Sep 20, 2010 10:45 GMT  ·  By

Women with the baby blues process negative emotions differently than new mothers without the condition, says a team of scientists led by Mary Phillips at the University of Pittsburgh, Pennsylvania.

Postpartum depression is a very serious health problem, that occurs to 15% of new mothers and can have significant consequences for them, as well as for their children and families.

The neural processes involved in postpartum depression are not entirely known, but the way that the brain processes emotions seems to occur in other affective disorders as well.

So Mary Phillips and colleagues, used functional magnetic resonance imaging on the brains of 14 unmedicated women with post-natal depression and 16 completely healthy ones, while they were looking at images of sad and angry faces.

The scientists looked for reactions in the dorsomedial pre-frontal cortex and amygdala, as these are the emotion regulatory neural regions of importance to both mothering and depression.

They concluded that depressed women, unlike healthy mothers, had significantly reduced left dorsomedial prefrontal cortical face-related activity - they dorsomedial prefrontal cortex being the area of the brain thought to pick up on emotional cues and mediate emotional responses.

In depressed mothers, researchers also noticed that there was a high negative correlation between left amygdala activity and postpartum depression severity and a significant positive link between right amygdala activity and absence of infant-related hostility.
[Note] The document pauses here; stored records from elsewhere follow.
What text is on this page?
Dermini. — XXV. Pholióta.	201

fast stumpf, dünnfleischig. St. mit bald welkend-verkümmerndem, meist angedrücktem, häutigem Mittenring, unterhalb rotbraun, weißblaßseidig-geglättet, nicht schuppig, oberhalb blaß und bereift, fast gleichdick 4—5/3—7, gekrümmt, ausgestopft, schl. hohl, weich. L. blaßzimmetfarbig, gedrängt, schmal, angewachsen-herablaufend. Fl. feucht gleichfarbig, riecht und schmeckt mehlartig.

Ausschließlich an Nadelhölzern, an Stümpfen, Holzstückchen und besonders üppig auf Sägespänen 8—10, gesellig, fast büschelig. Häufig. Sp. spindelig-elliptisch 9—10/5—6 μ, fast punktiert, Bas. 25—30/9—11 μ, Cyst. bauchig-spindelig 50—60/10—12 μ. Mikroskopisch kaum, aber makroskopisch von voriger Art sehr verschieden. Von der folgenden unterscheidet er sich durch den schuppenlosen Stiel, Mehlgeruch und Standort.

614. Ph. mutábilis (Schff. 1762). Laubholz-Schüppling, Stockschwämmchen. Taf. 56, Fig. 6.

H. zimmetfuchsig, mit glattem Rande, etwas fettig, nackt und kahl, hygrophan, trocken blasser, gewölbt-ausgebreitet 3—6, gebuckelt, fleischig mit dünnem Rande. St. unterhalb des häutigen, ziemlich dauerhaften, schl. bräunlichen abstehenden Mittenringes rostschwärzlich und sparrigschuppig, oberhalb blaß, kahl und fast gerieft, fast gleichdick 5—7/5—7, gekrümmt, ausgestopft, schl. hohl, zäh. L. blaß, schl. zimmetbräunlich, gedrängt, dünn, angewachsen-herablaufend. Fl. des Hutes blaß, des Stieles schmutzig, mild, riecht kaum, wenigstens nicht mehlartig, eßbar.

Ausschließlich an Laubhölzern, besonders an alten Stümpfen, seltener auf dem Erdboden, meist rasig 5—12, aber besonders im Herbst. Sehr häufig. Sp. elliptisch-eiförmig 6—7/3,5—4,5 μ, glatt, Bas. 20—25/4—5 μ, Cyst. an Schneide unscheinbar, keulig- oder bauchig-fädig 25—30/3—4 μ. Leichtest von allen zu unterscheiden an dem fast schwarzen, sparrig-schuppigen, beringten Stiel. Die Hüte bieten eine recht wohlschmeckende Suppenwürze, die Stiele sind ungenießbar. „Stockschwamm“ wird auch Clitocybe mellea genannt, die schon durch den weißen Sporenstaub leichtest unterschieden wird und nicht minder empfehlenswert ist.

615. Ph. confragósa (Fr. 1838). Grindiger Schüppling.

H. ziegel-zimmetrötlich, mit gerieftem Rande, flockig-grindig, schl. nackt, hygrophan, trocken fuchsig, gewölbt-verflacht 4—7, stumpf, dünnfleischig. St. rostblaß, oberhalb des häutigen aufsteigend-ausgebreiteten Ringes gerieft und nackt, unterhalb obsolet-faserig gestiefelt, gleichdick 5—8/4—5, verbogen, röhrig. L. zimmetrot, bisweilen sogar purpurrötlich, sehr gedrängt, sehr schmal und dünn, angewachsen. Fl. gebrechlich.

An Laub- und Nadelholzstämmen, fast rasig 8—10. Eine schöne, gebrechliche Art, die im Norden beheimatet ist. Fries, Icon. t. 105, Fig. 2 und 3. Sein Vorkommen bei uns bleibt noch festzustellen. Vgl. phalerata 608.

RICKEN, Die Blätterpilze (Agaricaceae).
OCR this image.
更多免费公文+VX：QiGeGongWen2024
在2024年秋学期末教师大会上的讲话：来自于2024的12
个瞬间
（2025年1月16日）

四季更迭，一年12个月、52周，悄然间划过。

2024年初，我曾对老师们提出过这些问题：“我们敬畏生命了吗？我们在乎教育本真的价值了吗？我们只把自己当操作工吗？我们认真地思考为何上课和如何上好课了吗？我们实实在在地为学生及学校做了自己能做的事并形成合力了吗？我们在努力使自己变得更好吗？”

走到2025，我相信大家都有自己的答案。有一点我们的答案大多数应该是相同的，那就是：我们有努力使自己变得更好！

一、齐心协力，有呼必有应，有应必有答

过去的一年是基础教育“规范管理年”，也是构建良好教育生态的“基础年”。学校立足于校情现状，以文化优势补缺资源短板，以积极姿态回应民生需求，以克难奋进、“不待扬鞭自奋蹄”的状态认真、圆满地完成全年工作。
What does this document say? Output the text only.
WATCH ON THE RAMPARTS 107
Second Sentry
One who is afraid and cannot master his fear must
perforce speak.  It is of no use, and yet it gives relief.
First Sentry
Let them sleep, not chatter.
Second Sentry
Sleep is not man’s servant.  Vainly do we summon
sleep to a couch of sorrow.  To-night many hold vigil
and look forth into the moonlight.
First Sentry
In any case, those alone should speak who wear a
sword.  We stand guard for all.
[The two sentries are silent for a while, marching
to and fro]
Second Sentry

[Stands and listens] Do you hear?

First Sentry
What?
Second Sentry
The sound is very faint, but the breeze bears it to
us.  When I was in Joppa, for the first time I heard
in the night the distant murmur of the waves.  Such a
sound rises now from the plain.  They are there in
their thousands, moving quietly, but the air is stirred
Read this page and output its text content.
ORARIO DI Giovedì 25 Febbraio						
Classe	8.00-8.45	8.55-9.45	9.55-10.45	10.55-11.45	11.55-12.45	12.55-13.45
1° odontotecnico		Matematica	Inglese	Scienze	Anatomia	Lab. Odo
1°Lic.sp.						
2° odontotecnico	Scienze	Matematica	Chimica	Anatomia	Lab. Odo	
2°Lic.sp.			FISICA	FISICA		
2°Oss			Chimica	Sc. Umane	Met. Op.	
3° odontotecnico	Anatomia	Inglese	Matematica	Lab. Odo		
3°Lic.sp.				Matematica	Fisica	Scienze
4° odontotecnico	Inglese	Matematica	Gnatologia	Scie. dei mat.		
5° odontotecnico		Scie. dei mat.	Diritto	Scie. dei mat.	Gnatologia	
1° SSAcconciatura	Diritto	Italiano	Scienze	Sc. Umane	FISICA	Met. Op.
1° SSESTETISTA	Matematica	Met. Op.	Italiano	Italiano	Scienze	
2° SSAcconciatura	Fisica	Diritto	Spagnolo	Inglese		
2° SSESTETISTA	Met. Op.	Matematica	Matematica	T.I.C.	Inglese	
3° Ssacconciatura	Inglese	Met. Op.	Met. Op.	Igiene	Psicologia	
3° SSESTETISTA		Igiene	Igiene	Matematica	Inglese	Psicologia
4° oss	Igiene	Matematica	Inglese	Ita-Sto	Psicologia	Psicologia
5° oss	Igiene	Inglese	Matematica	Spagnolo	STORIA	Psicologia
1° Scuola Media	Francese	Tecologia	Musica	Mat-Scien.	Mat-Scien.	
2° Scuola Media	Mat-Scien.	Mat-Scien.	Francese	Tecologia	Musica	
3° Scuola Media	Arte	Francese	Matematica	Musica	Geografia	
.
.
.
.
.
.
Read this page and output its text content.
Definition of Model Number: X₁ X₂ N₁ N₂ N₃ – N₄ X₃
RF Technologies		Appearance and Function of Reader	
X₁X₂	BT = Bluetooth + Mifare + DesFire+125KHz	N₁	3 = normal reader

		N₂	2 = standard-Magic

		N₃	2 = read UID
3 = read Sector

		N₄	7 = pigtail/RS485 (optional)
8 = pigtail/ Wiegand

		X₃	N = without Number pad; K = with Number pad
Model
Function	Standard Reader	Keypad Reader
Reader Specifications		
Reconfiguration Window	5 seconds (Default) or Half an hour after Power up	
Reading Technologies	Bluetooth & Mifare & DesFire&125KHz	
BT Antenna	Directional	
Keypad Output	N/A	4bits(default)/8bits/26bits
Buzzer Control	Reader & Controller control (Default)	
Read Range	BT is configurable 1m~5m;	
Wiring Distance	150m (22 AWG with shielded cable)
Women suffering from post-natal depression have difficulties bonding with their babies, but Phillips suggests that this might be linked to a more general loss of interest in social interactions.

Scientists had previously found that people with depression are more sensitive to negative images than healthy people, but this study says that new mothers with post-natal depression counter theory because they eliminate negativity and do not react to it.

Phillips does not think that this phenomenon is caused by pregnancy alone because this reaction of the brain did not appear to healthy new mothers.

On this study, Mary L. Phillips, M.D worked with Eydie L. Moses-Kolko, M.D., Susan B. Perlman, Ph.D., Katherine L. Wisner, M.D., M.S., Jeffrey James, B.S., and A. Tova Saul, B.A., from the Department of Psychiatry, Western Psychiatric Institute and Clinic - University of Pittsburgh Medical Center, Pittsburgh, the Departments of Obstetrics and Gynecology and Reproductive Sciences and Radiology - University of Pittsburgh Medical Center, the Departments of Epidemiology and Women's Studies - University of Pittsburgh and the Department of Psychological Medicine - Cardiff University School of Medicine, Cardiff, United Kingdom.

The study was published in the American Journal of Psychiatry.